Match report: Timbers 0, Crew 0, paint almost dry
It wasn't our idea, but the Mrs. and the kids were going to the Timbers game, and they had a ticket for us, and so away we all went. Our daughter who plays the beautiful game was part of the pre-game ceremony, in which local kids get to escort the players out onto the field. That in itself was a lot of fun. So was hanging out together as a family, along with many friends, for the game. Alas, nothing much happened on the field, or the pitch, or whatever the heck they call it. But it was still a thumbs-up night.
Our journey to Jelled-When? Field began well in advance of kickoff time, and it's a good thing, as there was a hefty crowd. We went in a car -- yes, a private passenger automobile, despite all the intense pressure from the City of Portland to get there some other way. We dropped off our party a half-block from the field and went hunting for a legal parking space -- any parking space, at any price. After some cruising, we found a free one on the street, 11 blocks from the stadium. It was a nice night for a walk. Score one for the grouchy old guys.
We would not have dared to leave our car on the street any closer to the stadium, where parking was limited to an hour, or 90 minutes without a resident permit, or two hours. The Portland parking enforcement pests were out in full force, on their sickly little scooters with their yellow lights blinking. They were ready to raise some revenue from the unsuspecting.
Once we got inside the stadium, it was slow going to our seat, as the main concourse is woefully narrow for the number of fans that the place holds. Matters were not helped by the tables that were set up along the perimeter to hawk worthless goods, like subscriptions to the Oregonian. Memo to Little Lord Paulson: Move that junk out of the way and let the people get to their seats.
We tried really hard not to think about it, but we couldn't help but do the math in our head as we crept along. Let's see, the city's taxpayers have thrown about $45 million into this building over the past decade or so. That's about $75 or $80 per resident, not including interest. And after all that, the older section is still an uncomfortably tight little place.
Once we reached our assigned location, things mellowed out quite a bit. We were close to the concessions, the vendors came around frequently (cotton candy $5; bottled water $3.75), and the restrooms, though tiny, didn't seem to back up much. Although we were not in the luxury seats that we had for the U.S. women's team a while back, we were still quite comfortable.
We beamed with pride at our girl when she appeared in the pregame walk-on, and we applauded the young gal who belted out the national anthem -- she nailed it. Then the soccer began, and it slowly went downhill from there.

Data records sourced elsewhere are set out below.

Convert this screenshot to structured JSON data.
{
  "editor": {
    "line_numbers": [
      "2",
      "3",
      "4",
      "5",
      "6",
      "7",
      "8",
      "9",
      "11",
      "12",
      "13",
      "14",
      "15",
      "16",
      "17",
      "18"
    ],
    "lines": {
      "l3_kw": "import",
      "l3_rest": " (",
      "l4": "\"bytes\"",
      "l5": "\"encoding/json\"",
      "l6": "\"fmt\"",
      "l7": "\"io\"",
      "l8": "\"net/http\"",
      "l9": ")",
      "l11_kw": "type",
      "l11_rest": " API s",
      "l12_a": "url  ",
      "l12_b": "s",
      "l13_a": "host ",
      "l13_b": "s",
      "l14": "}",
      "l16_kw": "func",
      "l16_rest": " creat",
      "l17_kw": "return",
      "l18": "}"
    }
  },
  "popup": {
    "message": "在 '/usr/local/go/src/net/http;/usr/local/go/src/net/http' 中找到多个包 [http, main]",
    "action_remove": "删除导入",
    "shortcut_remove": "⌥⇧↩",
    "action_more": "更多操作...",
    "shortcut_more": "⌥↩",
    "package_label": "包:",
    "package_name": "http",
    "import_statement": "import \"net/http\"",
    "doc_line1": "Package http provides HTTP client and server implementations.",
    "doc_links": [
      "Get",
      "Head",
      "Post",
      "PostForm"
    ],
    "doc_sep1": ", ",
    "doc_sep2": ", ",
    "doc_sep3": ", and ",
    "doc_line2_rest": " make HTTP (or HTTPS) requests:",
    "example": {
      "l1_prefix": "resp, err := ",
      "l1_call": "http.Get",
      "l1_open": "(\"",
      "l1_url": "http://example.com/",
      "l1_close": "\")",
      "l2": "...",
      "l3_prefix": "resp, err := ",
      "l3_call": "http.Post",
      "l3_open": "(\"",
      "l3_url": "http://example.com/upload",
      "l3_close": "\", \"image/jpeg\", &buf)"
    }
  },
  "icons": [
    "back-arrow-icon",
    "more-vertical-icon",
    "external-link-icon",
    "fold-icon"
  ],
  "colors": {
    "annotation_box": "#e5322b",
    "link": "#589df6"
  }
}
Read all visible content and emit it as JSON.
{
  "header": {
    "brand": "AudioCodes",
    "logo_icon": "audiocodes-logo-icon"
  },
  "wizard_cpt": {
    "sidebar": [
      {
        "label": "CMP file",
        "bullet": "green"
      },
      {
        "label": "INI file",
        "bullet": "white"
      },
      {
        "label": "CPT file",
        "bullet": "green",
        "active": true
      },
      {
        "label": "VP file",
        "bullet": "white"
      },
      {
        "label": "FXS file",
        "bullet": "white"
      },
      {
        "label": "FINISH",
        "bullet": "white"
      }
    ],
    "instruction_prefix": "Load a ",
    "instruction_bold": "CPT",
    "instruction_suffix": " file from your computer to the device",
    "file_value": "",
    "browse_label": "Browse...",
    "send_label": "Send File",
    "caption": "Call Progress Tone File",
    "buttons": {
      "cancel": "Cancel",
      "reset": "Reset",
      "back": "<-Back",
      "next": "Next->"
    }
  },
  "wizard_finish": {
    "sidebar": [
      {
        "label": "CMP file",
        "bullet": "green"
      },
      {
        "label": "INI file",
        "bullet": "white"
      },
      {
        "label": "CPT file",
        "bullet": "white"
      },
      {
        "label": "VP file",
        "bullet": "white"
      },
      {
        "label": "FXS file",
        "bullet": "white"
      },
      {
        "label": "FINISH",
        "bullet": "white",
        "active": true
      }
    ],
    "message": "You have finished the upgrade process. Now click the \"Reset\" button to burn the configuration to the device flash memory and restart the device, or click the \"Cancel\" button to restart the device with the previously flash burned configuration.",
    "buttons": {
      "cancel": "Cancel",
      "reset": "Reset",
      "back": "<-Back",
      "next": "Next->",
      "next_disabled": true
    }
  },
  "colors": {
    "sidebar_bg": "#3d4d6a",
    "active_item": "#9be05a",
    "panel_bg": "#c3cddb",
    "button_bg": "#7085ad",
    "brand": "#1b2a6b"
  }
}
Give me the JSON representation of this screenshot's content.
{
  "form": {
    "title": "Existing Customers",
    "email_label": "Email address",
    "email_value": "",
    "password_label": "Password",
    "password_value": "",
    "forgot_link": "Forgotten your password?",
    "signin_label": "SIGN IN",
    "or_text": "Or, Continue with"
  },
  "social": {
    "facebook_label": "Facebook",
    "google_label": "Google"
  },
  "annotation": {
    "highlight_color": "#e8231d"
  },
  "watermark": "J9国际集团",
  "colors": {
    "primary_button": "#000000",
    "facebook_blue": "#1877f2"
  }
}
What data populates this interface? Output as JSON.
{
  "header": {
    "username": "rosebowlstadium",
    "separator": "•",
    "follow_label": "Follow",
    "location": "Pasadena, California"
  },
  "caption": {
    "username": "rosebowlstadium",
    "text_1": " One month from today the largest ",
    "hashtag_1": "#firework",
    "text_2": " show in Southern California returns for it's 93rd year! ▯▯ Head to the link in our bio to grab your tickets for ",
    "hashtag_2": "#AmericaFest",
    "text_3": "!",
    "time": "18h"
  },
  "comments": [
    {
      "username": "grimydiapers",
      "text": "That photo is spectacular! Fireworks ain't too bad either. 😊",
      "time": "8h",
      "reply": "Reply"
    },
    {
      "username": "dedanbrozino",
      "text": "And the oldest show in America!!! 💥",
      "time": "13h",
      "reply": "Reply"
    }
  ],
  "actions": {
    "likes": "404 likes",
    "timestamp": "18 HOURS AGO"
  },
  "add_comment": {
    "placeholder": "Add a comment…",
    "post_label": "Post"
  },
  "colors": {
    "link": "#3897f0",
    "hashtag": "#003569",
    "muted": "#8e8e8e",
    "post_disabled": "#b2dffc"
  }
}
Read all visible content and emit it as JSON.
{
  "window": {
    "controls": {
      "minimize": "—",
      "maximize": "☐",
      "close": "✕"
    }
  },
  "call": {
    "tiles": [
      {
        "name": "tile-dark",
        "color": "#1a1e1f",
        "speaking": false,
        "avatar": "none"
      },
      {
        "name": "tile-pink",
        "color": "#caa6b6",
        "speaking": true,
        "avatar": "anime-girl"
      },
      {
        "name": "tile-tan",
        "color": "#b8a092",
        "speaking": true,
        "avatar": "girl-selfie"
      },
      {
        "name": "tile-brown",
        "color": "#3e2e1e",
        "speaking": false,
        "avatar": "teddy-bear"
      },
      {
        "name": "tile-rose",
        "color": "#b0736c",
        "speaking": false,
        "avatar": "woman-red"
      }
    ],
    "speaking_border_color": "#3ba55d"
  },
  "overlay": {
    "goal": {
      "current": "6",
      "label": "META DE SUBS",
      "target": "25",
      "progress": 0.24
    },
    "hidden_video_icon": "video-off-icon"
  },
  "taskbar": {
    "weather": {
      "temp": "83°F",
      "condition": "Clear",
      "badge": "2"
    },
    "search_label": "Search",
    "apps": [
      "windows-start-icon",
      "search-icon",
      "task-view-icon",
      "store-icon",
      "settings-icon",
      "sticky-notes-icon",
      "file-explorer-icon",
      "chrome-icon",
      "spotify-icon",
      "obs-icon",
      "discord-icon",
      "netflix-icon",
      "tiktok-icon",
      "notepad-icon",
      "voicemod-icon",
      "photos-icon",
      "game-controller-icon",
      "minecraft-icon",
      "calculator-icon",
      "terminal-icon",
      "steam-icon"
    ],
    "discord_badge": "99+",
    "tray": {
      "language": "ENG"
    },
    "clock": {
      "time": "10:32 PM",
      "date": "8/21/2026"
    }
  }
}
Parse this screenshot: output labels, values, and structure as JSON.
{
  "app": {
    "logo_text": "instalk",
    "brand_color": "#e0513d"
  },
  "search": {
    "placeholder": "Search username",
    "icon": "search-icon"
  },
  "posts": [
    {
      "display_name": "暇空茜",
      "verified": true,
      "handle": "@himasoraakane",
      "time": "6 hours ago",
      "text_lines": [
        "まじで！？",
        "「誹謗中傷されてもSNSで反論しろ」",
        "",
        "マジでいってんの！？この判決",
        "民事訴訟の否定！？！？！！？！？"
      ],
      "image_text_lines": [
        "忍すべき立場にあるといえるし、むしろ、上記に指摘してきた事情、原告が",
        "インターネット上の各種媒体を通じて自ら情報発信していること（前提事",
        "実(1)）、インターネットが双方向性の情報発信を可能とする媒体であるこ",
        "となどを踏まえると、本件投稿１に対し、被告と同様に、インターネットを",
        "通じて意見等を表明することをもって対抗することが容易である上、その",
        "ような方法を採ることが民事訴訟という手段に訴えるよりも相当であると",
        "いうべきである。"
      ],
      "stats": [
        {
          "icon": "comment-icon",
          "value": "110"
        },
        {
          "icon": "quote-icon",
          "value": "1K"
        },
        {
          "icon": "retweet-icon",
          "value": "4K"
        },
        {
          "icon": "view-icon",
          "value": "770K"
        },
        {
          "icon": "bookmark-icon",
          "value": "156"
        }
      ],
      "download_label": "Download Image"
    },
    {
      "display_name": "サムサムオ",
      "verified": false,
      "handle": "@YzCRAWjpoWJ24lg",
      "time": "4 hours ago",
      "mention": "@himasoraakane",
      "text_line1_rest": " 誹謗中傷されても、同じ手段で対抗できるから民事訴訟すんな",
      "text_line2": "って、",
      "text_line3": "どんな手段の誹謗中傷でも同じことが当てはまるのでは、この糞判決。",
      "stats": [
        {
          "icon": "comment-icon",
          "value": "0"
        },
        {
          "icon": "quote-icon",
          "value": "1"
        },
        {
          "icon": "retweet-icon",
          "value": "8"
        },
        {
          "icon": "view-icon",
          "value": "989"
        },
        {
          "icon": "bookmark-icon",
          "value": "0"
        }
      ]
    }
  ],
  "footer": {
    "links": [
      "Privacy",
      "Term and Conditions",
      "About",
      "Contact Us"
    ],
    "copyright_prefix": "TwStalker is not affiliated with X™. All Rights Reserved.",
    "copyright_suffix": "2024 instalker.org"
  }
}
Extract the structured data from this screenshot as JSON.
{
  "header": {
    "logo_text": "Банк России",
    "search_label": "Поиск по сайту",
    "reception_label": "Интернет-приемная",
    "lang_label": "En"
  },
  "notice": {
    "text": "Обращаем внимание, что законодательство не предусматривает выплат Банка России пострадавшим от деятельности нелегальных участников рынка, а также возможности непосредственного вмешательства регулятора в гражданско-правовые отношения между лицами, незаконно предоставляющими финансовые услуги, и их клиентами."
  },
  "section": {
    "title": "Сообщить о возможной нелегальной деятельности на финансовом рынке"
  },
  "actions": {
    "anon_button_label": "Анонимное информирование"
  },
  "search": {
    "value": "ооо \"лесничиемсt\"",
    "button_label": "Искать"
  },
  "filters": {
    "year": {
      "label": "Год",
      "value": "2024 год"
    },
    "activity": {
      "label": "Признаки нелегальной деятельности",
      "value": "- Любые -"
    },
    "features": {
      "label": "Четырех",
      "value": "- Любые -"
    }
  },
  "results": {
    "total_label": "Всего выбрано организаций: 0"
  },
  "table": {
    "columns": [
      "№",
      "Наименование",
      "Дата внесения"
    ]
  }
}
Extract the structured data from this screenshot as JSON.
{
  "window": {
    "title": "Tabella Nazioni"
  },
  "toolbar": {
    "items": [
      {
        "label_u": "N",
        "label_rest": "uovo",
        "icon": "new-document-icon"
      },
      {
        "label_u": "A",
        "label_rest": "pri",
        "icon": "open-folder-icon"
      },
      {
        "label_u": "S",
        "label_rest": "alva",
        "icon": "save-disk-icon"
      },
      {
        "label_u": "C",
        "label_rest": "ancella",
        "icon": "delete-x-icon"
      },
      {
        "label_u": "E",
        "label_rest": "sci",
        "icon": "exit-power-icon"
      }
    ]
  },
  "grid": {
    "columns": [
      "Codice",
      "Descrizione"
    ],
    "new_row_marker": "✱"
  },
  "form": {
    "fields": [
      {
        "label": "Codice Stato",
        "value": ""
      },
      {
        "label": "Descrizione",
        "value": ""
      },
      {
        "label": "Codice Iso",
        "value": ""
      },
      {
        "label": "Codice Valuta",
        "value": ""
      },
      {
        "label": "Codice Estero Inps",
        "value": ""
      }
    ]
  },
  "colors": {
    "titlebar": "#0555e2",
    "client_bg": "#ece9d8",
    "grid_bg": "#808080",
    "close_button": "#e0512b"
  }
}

For the first 20 minutes or so, the social misfits in the Timbers Army bellowed out songs or chants or something, at the top of their lungs. It was loud, unintelligible, and annoying -- a veritable Losers Tabernacle Choir. Eventually they got tired and simmered down considerably, which was a relief. Timber Joey came around the stands and revved up his chainsaw, which seemed a little hazardous, but he got a lot of high fives from the faithful.
The action on the field was spirited, at least for most of the first half, but neither team looked too good. The Timbers took a lot more shots than their opponents, the Columbus Crew, managed. But only a few shots by either team were great. And none of them went in.
We tried as hard as we could to stay focused on the play on the field, but after about 40 minutes of uneventful back and forth, our mind started drifting. We started missing baseball. No score halfway through a baseball game? Well, that's what they call a "pitchers' duel." Meanwhile, we weren't sure what this was that we were watching.
By 70 minutes of scoreless action, the cliches about the boredom of soccer matches were beginning to ring true. And when the match was over, and we inched our way out of the packed, cramped building, we were left to wonder why so much ado had been made about nothing. "Nil nil," indeed.
As we understand it, Columbus is an inferior team, and Portland's failure to win didn't do anything to help the Timbers coach, whose job may be on the line. But to the people in the stands, we doubt that it matters much. They mostly seemed happy to be there, to be Portland, to be Euro, to be weird. There will always be a following for soccer in this town. But we still honestly wonder how long the league can possibly last.
On the way home, we got to see the super moon, rising in the southeast. And we had shared an evening as a family, with good friends. We'll never get what the fuss is about the Timbers, but life is good anyway.